I know that other co-workers think that the rest of us don't do as much because of her kissing up to them by doing excessive work because they came and told us to be more like her. I witnessed it twice, and 1 told me about such events that occurred previously. They said that we should look up to Gassy. When we told these people that what Gassy is doing is really not what we are paid for, they just snarked and left. They are not familiar with our procedure, so I guess it seems like to them like we are avoiding work. Gassy knows this and uses it to her advantage.

As for our immediate boss, the situation is like this. 2 quickly realized what she's dealing with here, and she told our boss. He said he will talk to Gassy. We don't know if that happened or not, but if it did, he certainly never mentioned anything to us. 1 has been telling him for years, but nothing came of it. I reminded my boss that he promised 2 he will do something about it, and he told me that he will set up a meeting.He said that with some explaining, she will come around. I am really not sure that this is a good idea, and all three of us are afraid (I know because we've talked about it) that she will resent this meeting and be even worse towards us afterward. So yes, I guess you are right; if he doesn't do anything, we will take it to the HR. Only one small problem, the HR consists of only one person and apparently that person is the similar sort of person as Gassy. I don't have this confirmed, though, although many people have warned me about him, my boss included.

There perhaps could be another solution. One colleague from a different department who is also abused by her (Gassy is checking his scheduleand bossing him around, and she doesn't even know how to do his job!) and who complained about her to our boss (the same one) told me that our boss' boss knows about her, that he's fed up with her and that he's just waiting for another incident to occur to fire her. I don't know if this is true, and he did say that he doesn't want me to use this info. I don't know why he doesn't want me to, we didn't have enough time do talk, but I will ask him.

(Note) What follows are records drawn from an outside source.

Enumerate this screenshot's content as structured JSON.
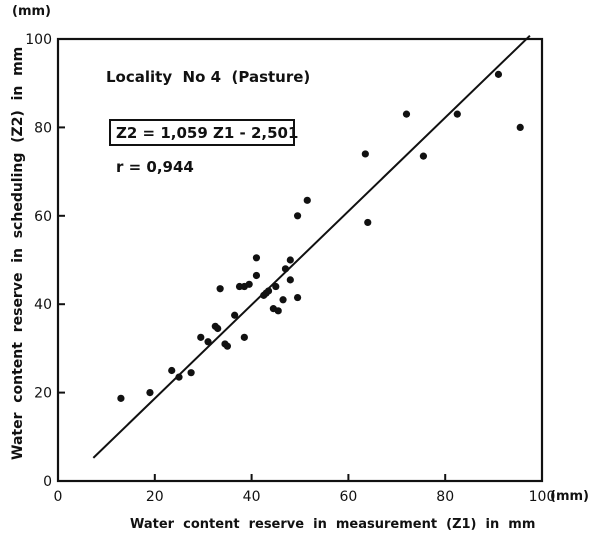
{
  "chart_data": {
    "type": "scatter",
    "title": "",
    "xlabel": "Water  content  reserve  in  measurement  (Z1)  in  mm",
    "ylabel": "Water  content  reserve  in  scheduling  (Z2)  in  mm",
    "x_unit": "(mm)",
    "y_unit": "(mm)",
    "xlim": [
      0,
      100
    ],
    "ylim": [
      0,
      100
    ],
    "xticks": [
      0,
      20,
      40,
      60,
      80,
      100
    ],
    "yticks": [
      0,
      20,
      40,
      60,
      80,
      100
    ],
    "xtick_labels": [
      "0",
      "20",
      "40",
      "60",
      "80",
      "100"
    ],
    "ytick_labels": [
      "0",
      "20",
      "40",
      "60",
      "80",
      "100"
    ],
    "grid": false,
    "legend": false,
    "annotations": {
      "locality": "Locality  No 4  (Pasture)",
      "equation": "Z2 = 1,059 Z1 - 2,501",
      "correlation": "r = 0,944"
    },
    "regression": {
      "slope": 1.059,
      "intercept": -2.501,
      "x_from": 7.3,
      "x_to": 97.5
    },
    "points": [
      {
        "x": 13,
        "y": 18.7
      },
      {
        "x": 19,
        "y": 20
      },
      {
        "x": 23.5,
        "y": 25
      },
      {
        "x": 25,
        "y": 23.5
      },
      {
        "x": 27.5,
        "y": 24.5
      },
      {
        "x": 29.5,
        "y": 32.5
      },
      {
        "x": 31,
        "y": 31.5
      },
      {
        "x": 32.5,
        "y": 35
      },
      {
        "x": 33,
        "y": 34.5
      },
      {
        "x": 33.5,
        "y": 43.5
      },
      {
        "x": 34.5,
        "y": 31
      },
      {
        "x": 35,
        "y": 30.5
      },
      {
        "x": 36.5,
        "y": 37.5
      },
      {
        "x": 37.5,
        "y": 44
      },
      {
        "x": 38.5,
        "y": 44
      },
      {
        "x": 38.5,
        "y": 32.5
      },
      {
        "x": 39.5,
        "y": 44.5
      },
      {
        "x": 41,
        "y": 50.5
      },
      {
        "x": 41,
        "y": 46.5
      },
      {
        "x": 42.5,
        "y": 42
      },
      {
        "x": 43,
        "y": 42.5
      },
      {
        "x": 43.5,
        "y": 43
      },
      {
        "x": 44.5,
        "y": 39
      },
      {
        "x": 45,
        "y": 44
      },
      {
        "x": 45.5,
        "y": 38.5
      },
      {
        "x": 46.5,
        "y": 41
      },
      {
        "x": 47,
        "y": 48
      },
      {
        "x": 48,
        "y": 50
      },
      {
        "x": 48,
        "y": 45.5
      },
      {
        "x": 49.5,
        "y": 41.5
      },
      {
        "x": 49.5,
        "y": 60
      },
      {
        "x": 51.5,
        "y": 63.5
      },
      {
        "x": 63.5,
        "y": 74
      },
      {
        "x": 64,
        "y": 58.5
      },
      {
        "x": 72,
        "y": 83
      },
      {
        "x": 75.5,
        "y": 73.5
      },
      {
        "x": 82.5,
        "y": 83
      },
      {
        "x": 91,
        "y": 92
      },
      {
        "x": 95.5,
        "y": 80
      }
    ]
  }
}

If you don't think it's mental ilness, and she might not have it, I am not a psychologist, do you think that my boss' solution would work? That if he explains things to her, she will listen? I don't know if he had done this for the past four years or not. 3 days have now passed since I've talked to him about Gassy and he didn't say anything, and more than a month has passed since 2 complained about her to him. Yesterday I saw him and asked him about the matter again. He told me he will do something soon. And then he started telling me that he understands me, that there is this other coleague bothering him. Like we are friends or something! I am very sceptical that he will do something. What do you think?